Just over half of abortions performed in Kentucky last year were non-surgical, meaning patients who got an abortion did so with medication. The bill takes aim at this type of procedure by adding a series of oversight measures to track the distribution of such pills, first by creating an abortion-inducing drug certification program, which would require “all distributors, manufacturers, and physicians to become certified before handling aborting-inducing drugs.” Tate said it “would be very unfortunate for individuals to receive mail-order medication and not to receive advice from their doctors. They need to understand what the implications are.”

She also plans to add information about the abortion pill reversal treatment to the state informed consent requirements.

Tate said her goal is to protect the health and safety of both mothers and their unborn babies.

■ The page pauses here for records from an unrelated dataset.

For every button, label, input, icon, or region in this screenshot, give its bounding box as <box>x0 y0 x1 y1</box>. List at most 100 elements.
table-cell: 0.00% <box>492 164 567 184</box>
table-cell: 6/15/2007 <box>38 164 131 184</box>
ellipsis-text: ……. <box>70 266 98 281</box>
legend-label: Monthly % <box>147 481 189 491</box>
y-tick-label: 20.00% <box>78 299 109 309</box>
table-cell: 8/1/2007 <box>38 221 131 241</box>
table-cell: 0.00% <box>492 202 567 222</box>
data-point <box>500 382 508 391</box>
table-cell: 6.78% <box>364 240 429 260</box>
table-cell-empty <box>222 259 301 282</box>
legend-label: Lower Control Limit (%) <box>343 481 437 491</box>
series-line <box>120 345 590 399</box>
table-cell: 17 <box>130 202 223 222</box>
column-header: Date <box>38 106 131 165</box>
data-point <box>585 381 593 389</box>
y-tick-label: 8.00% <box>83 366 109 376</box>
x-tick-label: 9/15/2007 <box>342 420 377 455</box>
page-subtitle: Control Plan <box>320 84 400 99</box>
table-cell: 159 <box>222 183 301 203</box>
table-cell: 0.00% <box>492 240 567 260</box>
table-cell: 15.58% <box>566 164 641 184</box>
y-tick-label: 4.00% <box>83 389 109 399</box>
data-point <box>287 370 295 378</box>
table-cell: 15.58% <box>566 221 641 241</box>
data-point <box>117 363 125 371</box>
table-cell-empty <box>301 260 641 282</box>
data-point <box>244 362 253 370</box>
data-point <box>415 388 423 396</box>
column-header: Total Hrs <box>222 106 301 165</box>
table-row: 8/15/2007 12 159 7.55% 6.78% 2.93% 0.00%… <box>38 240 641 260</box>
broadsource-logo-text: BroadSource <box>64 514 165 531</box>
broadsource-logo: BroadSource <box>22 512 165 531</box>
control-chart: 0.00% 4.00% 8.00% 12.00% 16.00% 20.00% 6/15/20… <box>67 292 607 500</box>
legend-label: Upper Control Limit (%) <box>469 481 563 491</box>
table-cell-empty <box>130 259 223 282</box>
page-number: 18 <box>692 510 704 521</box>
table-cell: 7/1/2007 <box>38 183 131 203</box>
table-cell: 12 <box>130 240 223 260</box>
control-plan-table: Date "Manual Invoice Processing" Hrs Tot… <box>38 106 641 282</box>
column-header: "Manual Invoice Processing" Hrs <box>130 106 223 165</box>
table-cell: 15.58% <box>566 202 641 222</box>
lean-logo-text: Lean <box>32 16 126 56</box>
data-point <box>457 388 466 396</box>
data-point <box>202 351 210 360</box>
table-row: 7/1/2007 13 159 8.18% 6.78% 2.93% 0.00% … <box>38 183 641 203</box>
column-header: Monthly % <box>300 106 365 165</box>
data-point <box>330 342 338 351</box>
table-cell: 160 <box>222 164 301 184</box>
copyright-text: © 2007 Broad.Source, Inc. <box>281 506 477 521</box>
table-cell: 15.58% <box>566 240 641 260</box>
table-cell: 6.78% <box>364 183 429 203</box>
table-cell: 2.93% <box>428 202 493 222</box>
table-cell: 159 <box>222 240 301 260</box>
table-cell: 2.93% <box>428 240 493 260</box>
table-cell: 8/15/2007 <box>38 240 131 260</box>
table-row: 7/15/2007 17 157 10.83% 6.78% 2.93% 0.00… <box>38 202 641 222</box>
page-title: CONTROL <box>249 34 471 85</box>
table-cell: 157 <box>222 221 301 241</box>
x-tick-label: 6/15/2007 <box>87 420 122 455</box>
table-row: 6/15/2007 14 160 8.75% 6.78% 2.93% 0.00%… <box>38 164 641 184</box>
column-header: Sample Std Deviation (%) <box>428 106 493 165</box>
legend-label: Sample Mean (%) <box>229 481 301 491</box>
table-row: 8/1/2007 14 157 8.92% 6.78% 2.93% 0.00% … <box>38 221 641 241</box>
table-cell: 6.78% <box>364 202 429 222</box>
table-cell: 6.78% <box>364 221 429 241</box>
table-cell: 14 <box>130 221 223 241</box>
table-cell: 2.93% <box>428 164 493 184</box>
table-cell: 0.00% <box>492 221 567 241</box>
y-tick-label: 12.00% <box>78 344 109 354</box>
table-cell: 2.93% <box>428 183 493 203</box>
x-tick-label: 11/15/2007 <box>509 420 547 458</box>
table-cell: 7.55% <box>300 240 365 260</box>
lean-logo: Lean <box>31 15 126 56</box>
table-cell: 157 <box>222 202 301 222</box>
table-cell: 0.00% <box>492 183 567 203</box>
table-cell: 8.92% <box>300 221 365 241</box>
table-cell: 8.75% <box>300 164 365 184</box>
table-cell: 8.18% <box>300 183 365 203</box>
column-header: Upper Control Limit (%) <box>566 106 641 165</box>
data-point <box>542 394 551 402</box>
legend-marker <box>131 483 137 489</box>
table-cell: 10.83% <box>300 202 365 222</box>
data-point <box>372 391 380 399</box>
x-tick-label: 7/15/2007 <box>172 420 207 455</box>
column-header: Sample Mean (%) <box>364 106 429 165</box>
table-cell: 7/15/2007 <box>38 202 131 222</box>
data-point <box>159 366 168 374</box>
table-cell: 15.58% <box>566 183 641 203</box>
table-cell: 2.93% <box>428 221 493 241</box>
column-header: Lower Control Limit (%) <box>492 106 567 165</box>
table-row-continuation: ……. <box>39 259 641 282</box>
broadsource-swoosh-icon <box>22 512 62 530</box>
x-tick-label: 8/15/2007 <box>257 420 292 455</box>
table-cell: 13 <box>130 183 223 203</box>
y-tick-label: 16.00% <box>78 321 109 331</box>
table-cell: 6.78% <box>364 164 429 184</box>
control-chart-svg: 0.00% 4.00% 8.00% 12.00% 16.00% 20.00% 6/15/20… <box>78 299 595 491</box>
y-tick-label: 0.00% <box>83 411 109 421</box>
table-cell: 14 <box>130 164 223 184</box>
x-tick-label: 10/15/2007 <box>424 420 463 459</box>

In addition, Tate’s legislation would make sure that parents are involved when an underage girl wants an abortion. Kentucky already has a parental consent law, but her bill would close loopholes that abortion activists use to skirt the requirement.

“It is very important for us to make sure that these children have parental consent before they [make] such a life-altering medical decision,” Tate said, according to the Herald Leader. In public schools, “we don’t even want our children taking aspirin without parental consent.”

The current state law allows underage girls to request a judge’s permission for an abortion, rather than her parents’. Tate’s bill would add a requirement that the courts base their decision on “clear and convincing evidence” that the underage girl is mature enough to understand the impact of her decision, the Courier Journal reports. Courts also would be required to report the number of requests that they granted and the reason for each.

Other parts of her bill would apply conscience protections to pro-life workers beyond the medical field and require abortion facilities to bury or cremate the remains of aborted babies.

“As a human baby, it should not be treated as medical waste,” Tate said.

She plans to introduce the legislation in the 2022 legislative session. Republicans have a super-majority in the state legislature, enough to override vetoes by pro-abortion Democrat Gov. Andy Beshear.

The state health department reported 4,104 abortions in 2020.